Des outils de pilotage qui se basent sur les bilans hydriques permettent de déclencher le cas échéant l’irrigation. L’outil Irribet par exemple, développé par l’ITB, est spécialement dédié à la culture de la betterave. À partir des données météorologiques pluviométriques, d’évapotranspiration, de la réserve utile, des dates de semis, l’outil indique à quel moment il est nécessaire de déclencher l’irrigation.
La betterave à sucre a besoin d’eau tout au long de son cycle. Toutefois le préjudice lié à des stress hydriques de fin de cycle est moindre. Aussi, les apports précoces sont à privilégier et seront mieux valorisés par la culture. De plus, au-delà d’une certaine date, la probabilité du retour de la pluie est bien plus forte.
Des essais longues durées menés par l’ITB (2006/2023) dans le département du Loiret, indiquent qu’en l’absence de pluies suffisantes, l’irrigation s’avère être payante sur le plan économique dans chaque situation (modalités irriguées sans contrainte de volume) en comparaison à des modalités non irriguées (scénario réalisé avec une tonne de betteraves payée 40 euros). Dans ces essais, les apports d’eau après le 15 août ne semblent pas montrer d’intérêt, sauf si l’absence de pluies est manifeste.

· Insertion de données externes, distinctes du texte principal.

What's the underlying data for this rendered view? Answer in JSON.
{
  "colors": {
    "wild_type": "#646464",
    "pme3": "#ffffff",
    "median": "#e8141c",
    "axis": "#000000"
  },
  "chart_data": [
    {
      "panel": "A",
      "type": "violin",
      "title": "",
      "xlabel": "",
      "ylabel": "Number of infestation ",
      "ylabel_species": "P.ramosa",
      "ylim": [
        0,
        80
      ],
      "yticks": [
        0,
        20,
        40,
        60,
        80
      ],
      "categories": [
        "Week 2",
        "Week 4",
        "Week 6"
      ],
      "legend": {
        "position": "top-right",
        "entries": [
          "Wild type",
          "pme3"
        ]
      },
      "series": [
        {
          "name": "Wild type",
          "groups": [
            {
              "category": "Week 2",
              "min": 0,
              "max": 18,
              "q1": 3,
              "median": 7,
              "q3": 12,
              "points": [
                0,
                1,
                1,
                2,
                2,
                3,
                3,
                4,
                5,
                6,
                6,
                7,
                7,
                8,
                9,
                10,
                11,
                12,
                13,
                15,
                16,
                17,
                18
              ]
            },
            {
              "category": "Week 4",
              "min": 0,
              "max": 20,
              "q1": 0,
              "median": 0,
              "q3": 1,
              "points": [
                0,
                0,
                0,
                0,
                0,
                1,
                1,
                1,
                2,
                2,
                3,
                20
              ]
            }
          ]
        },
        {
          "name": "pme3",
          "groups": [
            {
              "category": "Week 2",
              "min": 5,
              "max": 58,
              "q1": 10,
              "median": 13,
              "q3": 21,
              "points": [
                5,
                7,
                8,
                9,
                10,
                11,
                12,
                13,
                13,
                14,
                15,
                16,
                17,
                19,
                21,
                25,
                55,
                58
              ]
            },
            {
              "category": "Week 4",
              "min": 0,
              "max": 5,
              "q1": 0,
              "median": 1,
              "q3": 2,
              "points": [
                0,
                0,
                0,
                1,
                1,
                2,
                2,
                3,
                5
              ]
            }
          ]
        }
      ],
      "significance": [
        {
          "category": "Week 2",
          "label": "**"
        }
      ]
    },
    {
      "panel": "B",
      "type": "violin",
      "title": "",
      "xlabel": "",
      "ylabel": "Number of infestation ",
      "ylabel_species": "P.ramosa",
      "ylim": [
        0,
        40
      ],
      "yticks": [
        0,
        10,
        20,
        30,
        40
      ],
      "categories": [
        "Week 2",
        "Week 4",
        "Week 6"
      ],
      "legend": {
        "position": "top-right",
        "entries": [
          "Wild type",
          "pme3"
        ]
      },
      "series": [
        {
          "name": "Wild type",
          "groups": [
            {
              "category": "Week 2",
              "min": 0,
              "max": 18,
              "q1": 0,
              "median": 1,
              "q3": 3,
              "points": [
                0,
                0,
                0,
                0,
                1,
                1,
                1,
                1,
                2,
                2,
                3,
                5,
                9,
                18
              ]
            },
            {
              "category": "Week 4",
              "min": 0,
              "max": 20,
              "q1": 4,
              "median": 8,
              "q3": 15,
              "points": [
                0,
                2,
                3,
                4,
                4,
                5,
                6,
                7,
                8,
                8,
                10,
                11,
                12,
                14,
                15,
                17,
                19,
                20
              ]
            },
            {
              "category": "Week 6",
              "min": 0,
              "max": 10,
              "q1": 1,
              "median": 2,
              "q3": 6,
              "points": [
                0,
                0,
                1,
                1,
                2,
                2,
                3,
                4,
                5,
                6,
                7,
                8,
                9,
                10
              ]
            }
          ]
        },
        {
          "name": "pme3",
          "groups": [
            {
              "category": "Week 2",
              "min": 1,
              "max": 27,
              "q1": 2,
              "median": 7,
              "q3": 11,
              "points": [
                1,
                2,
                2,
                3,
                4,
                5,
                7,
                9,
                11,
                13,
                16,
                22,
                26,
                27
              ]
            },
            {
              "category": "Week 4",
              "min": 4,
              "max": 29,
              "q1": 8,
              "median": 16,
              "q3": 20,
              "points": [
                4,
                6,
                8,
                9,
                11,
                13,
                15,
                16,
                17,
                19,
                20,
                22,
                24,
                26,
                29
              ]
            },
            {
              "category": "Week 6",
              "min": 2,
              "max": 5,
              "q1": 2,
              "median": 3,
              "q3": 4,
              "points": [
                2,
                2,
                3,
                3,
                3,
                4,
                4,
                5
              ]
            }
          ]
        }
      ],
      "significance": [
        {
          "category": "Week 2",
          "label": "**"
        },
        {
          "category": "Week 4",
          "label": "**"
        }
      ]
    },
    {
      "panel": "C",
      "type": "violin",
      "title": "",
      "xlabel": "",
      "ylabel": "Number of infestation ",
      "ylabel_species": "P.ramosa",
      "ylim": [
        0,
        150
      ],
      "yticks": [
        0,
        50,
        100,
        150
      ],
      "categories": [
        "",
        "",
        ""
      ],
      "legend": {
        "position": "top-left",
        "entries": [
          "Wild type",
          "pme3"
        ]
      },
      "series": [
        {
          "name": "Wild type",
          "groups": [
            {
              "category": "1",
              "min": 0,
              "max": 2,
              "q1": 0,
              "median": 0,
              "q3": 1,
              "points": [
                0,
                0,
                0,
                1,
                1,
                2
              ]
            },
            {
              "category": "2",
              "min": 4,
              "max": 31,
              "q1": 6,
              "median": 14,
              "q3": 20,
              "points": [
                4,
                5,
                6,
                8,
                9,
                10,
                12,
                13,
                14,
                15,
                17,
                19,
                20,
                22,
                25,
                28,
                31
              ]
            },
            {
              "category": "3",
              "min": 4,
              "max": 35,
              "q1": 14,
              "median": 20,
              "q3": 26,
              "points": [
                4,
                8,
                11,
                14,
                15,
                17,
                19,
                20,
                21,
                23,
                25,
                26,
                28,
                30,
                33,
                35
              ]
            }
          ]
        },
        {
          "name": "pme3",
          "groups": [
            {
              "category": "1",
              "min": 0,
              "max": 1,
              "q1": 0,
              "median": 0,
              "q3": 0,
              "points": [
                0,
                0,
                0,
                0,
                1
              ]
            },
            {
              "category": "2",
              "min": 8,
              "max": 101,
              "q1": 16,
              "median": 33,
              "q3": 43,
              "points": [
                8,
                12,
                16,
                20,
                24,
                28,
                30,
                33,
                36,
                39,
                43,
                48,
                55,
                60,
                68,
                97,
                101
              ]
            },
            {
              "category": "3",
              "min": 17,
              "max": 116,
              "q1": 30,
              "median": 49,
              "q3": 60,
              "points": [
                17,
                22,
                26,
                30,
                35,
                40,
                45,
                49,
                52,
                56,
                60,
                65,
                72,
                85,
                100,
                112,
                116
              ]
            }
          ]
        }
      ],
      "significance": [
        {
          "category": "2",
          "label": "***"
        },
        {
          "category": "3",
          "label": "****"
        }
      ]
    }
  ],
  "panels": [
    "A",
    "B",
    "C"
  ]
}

Par ailleurs, un autre réseau d’essais confirme que même dans les situations sous contraintes (interdiction d’irriguer au-delà de la mi-juillet), l’irrigation, même arrêtée précocement s’avère intéressante sur le plan économique par rapport à une modalité « non irriguée ».
Quoi qu’il en soit, l’irrigation reste une charge pour le planteur, il est donc indispensable d’en optimiser l’usage pour que la marge brute reste positive.